Robert Scoble’s “Google, the freaky line and why Moto X is a game-changer” describes the significance of its always-on voice recognition. Under the heading, “the joy of context”:
Moto X is just one in a string of products and services that will bring radical new functionality to users. Examples? Google Now, Google Glass, and the new Moto X phone that keeps the microphone open full-time. The Xbox One, coming this winter, will have a 3D sensor on it so sensitive it can see how fast your heart is beating just by watching your skin.
These new contextual, sensor-based features are game changers and I’m hearing Google has a raft of other product announcements lined up that will turn on even more freaky features. Why? Because the more Google can get you to communicate with your phone, the more context it can slurp up.
The more sensors it can turn on, or put on you, the more it can learn about your intent and your context. Today your phone doesn’t really know that you’re walking, running, skiing, shopping, driving, or biking, but in the future, Google will know that and will be able to build wild new kinds of systems that can serve you when doing each of those things.
Naturally people have a variety of reactions for different reasons. You may find it yawningly predictable, or alarmingly freaky, or something in between. You might not mind Google slurping your data because you gave consent, but be creeped out by NSA contractors wrapping their lips around it uninvited.
But at bottom what’s the motivation behind this push for “context” and “intent”?
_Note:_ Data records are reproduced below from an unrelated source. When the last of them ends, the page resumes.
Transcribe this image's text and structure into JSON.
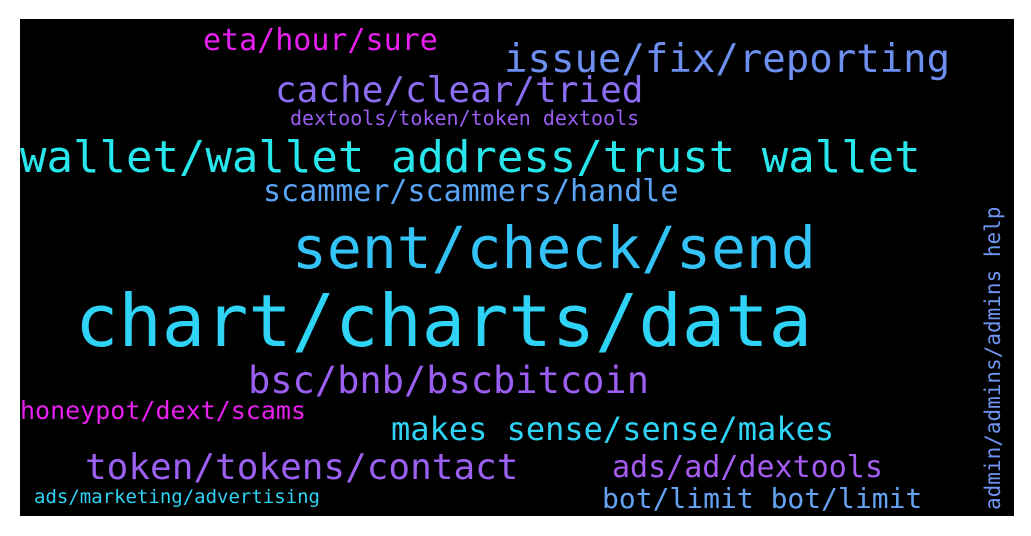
{
  "words": [
    {
      "text": "chart/charts/data",
      "color": "#2ed3f5"
    },
    {
      "text": "sent/check/send",
      "color": "#33c3f7"
    },
    {
      "text": "wallet/wallet address/trust wallet",
      "color": "#27e6ec"
    },
    {
      "text": "issue/fix/reporting",
      "color": "#6c8ff0"
    },
    {
      "text": "cache/clear/tried",
      "color": "#8b6df2"
    },
    {
      "text": "bsc/bnb/bscbitcoin",
      "color": "#9b5ef2"
    },
    {
      "text": "token/tokens/contact",
      "color": "#9b60f2"
    },
    {
      "text": "makes sense/sense/makes",
      "color": "#2ed3f5"
    },
    {
      "text": "ads/ad/dextools",
      "color": "#a55cf2"
    },
    {
      "text": "scammer/scammers/handle",
      "color": "#5aa5f5"
    },
    {
      "text": "eta/hour/sure",
      "color": "#e81ff0"
    },
    {
      "text": "honeypot/dext/scams",
      "color": "#e81ff0"
    },
    {
      "text": "bot/limit bot/limit",
      "color": "#64a2f2"
    },
    {
      "text": "dextools/token/token dextools",
      "color": "#9a5df2"
    },
    {
      "text": "ads/marketing/advertising",
      "color": "#2ed3f5"
    },
    {
      "text": "admin/admins/admins help",
      "color": "#6f94f2"
    }
  ]
}
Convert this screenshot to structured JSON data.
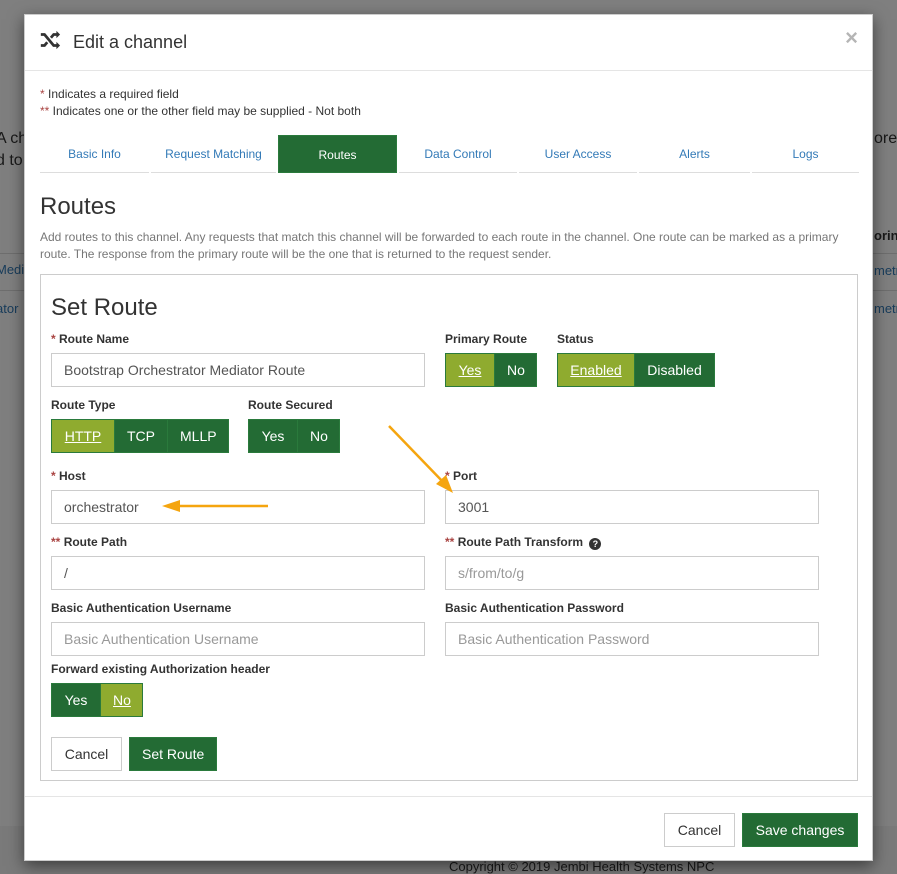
{
  "background": {
    "left_text_1": "A ch",
    "left_text_2": "d to",
    "left_link_1": "Media",
    "left_link_2": "ator",
    "right_text_1": "ore",
    "right_head": "oring",
    "right_link_1": "metri",
    "right_link_2": "metri",
    "footer": "Copyright ©  2019 Jembi Health Systems NPC"
  },
  "modal": {
    "title": "Edit a channel",
    "title_icon": "shuffle-icon",
    "close_label": "×",
    "legend_required_mark": "*",
    "legend_required_text": " Indicates a required field",
    "legend_either_mark": "**",
    "legend_either_text": " Indicates one or the other field may be supplied - Not both",
    "tabs": [
      {
        "label": "Basic Info",
        "active": false
      },
      {
        "label": "Request Matching",
        "active": false
      },
      {
        "label": "Routes",
        "active": true
      },
      {
        "label": "Data Control",
        "active": false
      },
      {
        "label": "User Access",
        "active": false
      },
      {
        "label": "Alerts",
        "active": false
      },
      {
        "label": "Logs",
        "active": false
      }
    ],
    "section_title": "Routes",
    "section_desc": "Add routes to this channel. Any requests that match this channel will be forwarded to each route in the channel. One route can be marked as a primary route. The response from the primary route will be the one that is returned to the request sender.",
    "footer": {
      "cancel_label": "Cancel",
      "save_label": "Save changes"
    }
  },
  "set_route": {
    "title": "Set Route",
    "route_name": {
      "mark": "*",
      "label": "Route Name",
      "value": "Bootstrap Orchestrator Mediator Route"
    },
    "primary_route": {
      "label": "Primary Route",
      "options": [
        "Yes",
        "No"
      ],
      "selected": "Yes"
    },
    "status": {
      "label": "Status",
      "options": [
        "Enabled",
        "Disabled"
      ],
      "selected": "Enabled"
    },
    "route_type": {
      "label": "Route Type",
      "options": [
        "HTTP",
        "TCP",
        "MLLP"
      ],
      "selected": "HTTP"
    },
    "route_secured": {
      "label": "Route Secured",
      "options": [
        "Yes",
        "No"
      ],
      "selected": null
    },
    "host": {
      "mark": "*",
      "label": "Host",
      "value": "orchestrator"
    },
    "port": {
      "mark": "*",
      "label": "Port",
      "value": "3001"
    },
    "route_path": {
      "mark": "**",
      "label": "Route Path",
      "value": "/"
    },
    "route_path_transform": {
      "mark": "**",
      "label": "Route Path Transform",
      "value": "",
      "placeholder": "s/from/to/g",
      "help_icon": "question-circle-icon"
    },
    "basic_auth_username": {
      "label": "Basic Authentication Username",
      "value": "",
      "placeholder": "Basic Authentication Username"
    },
    "basic_auth_password": {
      "label": "Basic Authentication Password",
      "value": "",
      "placeholder": "Basic Authentication Password"
    },
    "forward_auth": {
      "label": "Forward existing Authorization header",
      "options": [
        "Yes",
        "No"
      ],
      "selected": "No"
    },
    "cancel_label": "Cancel",
    "submit_label": "Set Route"
  },
  "annotations": {
    "color": "#f5a50f"
  }
}
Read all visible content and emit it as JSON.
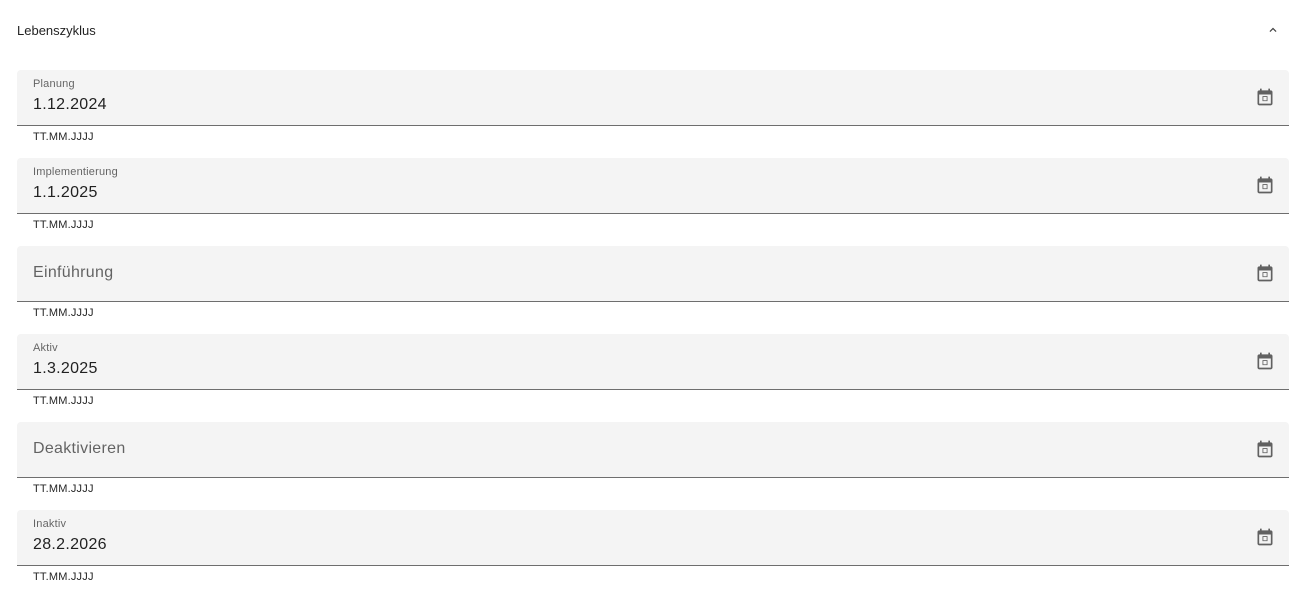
{
  "panel": {
    "title": "Lebenszyklus",
    "collapse_icon": "chevron-up-icon"
  },
  "fields": [
    {
      "label": "Planung",
      "value": "1.12.2024",
      "hint": "TT.MM.JJJJ",
      "icon": "calendar-icon"
    },
    {
      "label": "Implementierung",
      "value": "1.1.2025",
      "hint": "TT.MM.JJJJ",
      "icon": "calendar-icon"
    },
    {
      "label": "Einführung",
      "value": "",
      "hint": "TT.MM.JJJJ",
      "icon": "calendar-icon"
    },
    {
      "label": "Aktiv",
      "value": "1.3.2025",
      "hint": "TT.MM.JJJJ",
      "icon": "calendar-icon"
    },
    {
      "label": "Deaktivieren",
      "value": "",
      "hint": "TT.MM.JJJJ",
      "icon": "calendar-icon"
    },
    {
      "label": "Inaktiv",
      "value": "28.2.2026",
      "hint": "TT.MM.JJJJ",
      "icon": "calendar-icon"
    }
  ],
  "colors": {
    "field_background": "#f4f4f4",
    "icon": "#616161"
  }
}
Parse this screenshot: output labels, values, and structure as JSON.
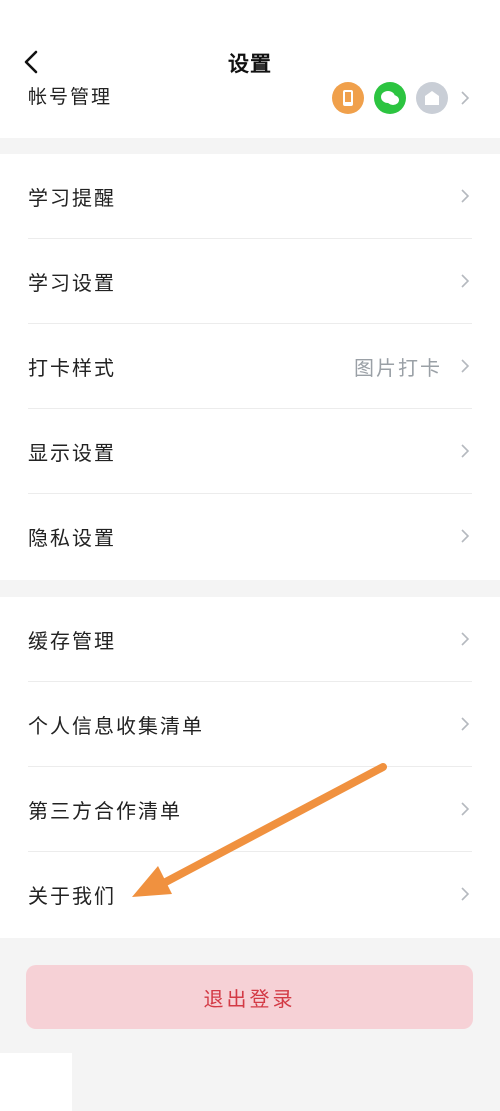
{
  "header": {
    "title": "设置",
    "back_icon": "chevron-left-icon"
  },
  "account": {
    "label": "帐号管理",
    "icons": [
      {
        "name": "phone-icon",
        "color": "#f0a04b"
      },
      {
        "name": "wechat-icon",
        "color": "#2cc440"
      },
      {
        "name": "more-account-icon",
        "color": "#c9ced6"
      }
    ]
  },
  "group1": [
    {
      "label": "学习提醒",
      "value": ""
    },
    {
      "label": "学习设置",
      "value": ""
    },
    {
      "label": "打卡样式",
      "value": "图片打卡"
    },
    {
      "label": "显示设置",
      "value": ""
    },
    {
      "label": "隐私设置",
      "value": ""
    }
  ],
  "group2": [
    {
      "label": "缓存管理"
    },
    {
      "label": "个人信息收集清单"
    },
    {
      "label": "第三方合作清单"
    },
    {
      "label": "关于我们"
    }
  ],
  "logout_label": "退出登录",
  "colors": {
    "accent_red": "#d33a45",
    "logout_bg": "#f6d1d6",
    "annotation_arrow": "#f0913f",
    "chevron": "#b5b9bf"
  }
}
Why does Google want such a complete picture of us? To increase our economic value to them. The better Google understands what we want — and when and where we want it — the more they can charge companies who want to sell us stuff.
Simple example: If you sell pizza, you’ll pay more to reach people who want pizza (a) now and (b) near you. Much more than you’ll pay (if you’re smart) to do traditional advertising.
And to the extent this allows a company to form and sustain an ongoing relationship with you, it becomes even more valuable.
Let’s extrapolate, William Gibson style — hold down the fast-forward button and skip to the end. (SPOILER ALERT!)
If we keep moving the “freaky line”, we quickly arrive at a basic question: Why even faff about with all this technology? Why not simply give Google power of attorney? That way they can decide on our behalf what we want, procure it for us, and deduct the money from our bank account. Done. Sorted. Issue closed with pushed commit.
All this stuff with sensors, context, and intent is wonderful geekery. As technology for its own sake, it’s awesomely awesome. But truly, it’s a typically over-engineered solution to the problem of parting us from our money.
Google, if you want to know us deeply — know us, shall we say, biblically? Rather than passive-aggressively fap with sensors, be up-front and say you want to do the deed. Give us the power of attorney form and a blue ink pen: tell us to press hard, make three copies. What’s that? You’d rather sample our DNA using the retractable swab in the phone microphone? Well…OK. You asked honestly. We won’t judge you.
In case it’s not clear:
Am I being completely serious? No. But I’m not being completely un-serious, either.
Although Google isn’t alone in this, they’re a leader, so I think it’s fair to use “Google” as an abbreviation.